Genome-wide association studies (GWAS) of circulating metabolites have revealed the role of genetic regulation on the human metabolome. Most previous investigations focused on European ancestry, and few studies have been conducted among populations of African descent living in Africa, where the infectious disease burden is high (e.g., human immunodeficiency virus (HIV)). It is important to understand the genetic associations of the metabolome in diverse at-risk populations including people with HIV (PWH) living in Africa. After a thorough literature review, the reported significant gene−metabolite associations were tested among 490 PWH in South Africa. Linear regression was used to test associations between the candidate metabolites and genetic variants.
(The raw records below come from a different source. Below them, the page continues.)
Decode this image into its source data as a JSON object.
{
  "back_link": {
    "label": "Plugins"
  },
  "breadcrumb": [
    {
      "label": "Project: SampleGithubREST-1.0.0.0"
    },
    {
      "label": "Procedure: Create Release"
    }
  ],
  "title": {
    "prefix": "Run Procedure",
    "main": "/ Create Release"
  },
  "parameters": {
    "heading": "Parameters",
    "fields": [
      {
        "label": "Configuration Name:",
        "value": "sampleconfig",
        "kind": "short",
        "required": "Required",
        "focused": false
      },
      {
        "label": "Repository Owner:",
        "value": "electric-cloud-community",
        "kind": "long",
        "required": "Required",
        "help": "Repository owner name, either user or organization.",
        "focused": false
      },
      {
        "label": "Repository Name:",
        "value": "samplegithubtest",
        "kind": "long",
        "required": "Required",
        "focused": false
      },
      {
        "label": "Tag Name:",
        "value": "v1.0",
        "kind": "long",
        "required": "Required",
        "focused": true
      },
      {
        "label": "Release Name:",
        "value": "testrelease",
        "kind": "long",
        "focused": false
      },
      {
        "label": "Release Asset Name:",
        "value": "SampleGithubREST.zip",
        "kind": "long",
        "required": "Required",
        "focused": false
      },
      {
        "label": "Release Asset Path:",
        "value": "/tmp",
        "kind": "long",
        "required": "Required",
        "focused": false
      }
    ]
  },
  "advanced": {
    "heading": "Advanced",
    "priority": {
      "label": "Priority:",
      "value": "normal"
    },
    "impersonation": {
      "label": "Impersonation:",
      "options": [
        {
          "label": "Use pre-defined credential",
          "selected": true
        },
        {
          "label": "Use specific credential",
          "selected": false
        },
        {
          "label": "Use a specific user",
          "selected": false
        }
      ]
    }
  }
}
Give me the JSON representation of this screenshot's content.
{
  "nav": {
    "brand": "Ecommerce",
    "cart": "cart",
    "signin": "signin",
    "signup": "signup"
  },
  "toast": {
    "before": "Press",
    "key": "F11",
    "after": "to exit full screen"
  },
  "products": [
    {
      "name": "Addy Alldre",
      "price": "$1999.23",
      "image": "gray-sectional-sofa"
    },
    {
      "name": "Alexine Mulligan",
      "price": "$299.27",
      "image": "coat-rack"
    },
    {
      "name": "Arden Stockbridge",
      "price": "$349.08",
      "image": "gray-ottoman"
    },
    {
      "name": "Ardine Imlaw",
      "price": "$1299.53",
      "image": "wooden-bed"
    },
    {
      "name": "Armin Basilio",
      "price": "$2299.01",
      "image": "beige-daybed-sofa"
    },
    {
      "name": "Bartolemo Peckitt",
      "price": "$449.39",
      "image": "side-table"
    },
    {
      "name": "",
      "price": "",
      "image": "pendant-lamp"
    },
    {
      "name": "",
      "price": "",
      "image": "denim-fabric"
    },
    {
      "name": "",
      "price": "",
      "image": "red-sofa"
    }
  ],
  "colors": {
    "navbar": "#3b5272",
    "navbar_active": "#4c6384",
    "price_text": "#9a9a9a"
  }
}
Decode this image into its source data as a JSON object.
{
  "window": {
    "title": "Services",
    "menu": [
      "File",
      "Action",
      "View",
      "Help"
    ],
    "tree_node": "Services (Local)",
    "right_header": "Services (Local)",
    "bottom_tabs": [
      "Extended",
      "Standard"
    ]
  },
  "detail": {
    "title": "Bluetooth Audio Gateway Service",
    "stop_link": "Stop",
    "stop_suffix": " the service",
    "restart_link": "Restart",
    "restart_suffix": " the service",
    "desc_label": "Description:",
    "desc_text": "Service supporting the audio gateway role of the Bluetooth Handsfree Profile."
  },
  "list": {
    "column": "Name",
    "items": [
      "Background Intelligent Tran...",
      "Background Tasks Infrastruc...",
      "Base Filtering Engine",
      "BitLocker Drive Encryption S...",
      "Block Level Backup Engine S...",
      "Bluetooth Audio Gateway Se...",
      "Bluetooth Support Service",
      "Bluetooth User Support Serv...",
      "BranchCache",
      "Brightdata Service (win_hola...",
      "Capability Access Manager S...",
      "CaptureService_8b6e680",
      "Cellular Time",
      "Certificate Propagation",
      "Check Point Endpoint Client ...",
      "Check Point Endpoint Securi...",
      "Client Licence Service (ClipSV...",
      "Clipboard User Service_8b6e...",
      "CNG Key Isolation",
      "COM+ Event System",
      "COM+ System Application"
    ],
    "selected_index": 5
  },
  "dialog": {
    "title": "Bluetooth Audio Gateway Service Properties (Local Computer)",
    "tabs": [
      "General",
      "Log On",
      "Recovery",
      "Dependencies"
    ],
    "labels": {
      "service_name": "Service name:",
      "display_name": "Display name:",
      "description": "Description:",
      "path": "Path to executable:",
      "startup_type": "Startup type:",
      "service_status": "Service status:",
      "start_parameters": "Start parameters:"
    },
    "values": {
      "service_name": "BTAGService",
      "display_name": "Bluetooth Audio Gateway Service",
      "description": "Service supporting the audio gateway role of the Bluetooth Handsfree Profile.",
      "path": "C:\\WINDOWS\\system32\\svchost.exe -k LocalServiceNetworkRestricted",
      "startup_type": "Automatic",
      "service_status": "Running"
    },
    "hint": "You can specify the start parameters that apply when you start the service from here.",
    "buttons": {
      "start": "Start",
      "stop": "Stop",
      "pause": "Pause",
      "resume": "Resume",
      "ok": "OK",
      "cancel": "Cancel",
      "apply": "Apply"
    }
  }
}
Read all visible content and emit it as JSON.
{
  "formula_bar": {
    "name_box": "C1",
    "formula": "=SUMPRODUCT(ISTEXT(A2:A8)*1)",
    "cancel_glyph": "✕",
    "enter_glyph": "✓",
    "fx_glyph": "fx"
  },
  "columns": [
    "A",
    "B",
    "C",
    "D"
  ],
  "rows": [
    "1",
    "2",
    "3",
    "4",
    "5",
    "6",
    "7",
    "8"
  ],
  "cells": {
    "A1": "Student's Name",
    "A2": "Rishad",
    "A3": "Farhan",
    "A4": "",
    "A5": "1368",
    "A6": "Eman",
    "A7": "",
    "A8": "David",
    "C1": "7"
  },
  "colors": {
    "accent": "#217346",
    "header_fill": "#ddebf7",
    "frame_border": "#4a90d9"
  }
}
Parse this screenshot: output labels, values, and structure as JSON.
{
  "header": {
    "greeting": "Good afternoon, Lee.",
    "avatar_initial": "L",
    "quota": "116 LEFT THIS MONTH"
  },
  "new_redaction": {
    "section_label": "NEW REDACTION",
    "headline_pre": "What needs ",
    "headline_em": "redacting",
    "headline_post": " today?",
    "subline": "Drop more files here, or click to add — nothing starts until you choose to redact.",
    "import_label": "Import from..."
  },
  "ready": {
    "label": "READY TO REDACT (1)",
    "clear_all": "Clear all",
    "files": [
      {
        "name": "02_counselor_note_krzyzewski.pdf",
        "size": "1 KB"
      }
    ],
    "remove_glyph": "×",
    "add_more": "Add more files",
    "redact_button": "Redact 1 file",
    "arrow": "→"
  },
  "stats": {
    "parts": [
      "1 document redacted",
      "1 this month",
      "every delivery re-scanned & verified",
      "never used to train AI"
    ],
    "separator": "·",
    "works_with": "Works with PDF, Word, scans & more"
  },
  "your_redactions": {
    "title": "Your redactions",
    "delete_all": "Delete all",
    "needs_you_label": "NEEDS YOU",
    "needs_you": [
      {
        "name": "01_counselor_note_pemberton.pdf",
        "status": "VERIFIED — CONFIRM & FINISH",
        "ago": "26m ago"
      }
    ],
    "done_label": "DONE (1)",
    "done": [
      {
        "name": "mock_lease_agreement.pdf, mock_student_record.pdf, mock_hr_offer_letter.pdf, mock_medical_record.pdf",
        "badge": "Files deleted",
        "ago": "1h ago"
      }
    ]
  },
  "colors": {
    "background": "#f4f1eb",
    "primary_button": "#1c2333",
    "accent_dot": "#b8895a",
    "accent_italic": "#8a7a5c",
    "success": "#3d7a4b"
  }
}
GWAS of 154 plasma metabolites were performed to identify novel genetic associations. Among the 29 gene−metabolite associations identified in the literature, we replicated 10 in South Africans with HIV. The UGT1A cluster was associated with plasma levels of biliverdin and bilirubin; SLC16A9 and CPS1 were associated with carnitine and creatine, respectively. We also identified 22 genetic associations with metabolites using a genome-wide significance threshold (p-value < 5 × 10−8). In a GWAS of plasma metabolites in South African PWH, we replicated reported genetic associations across ancestries, and identified novel genetic associations using a metabolomics approach.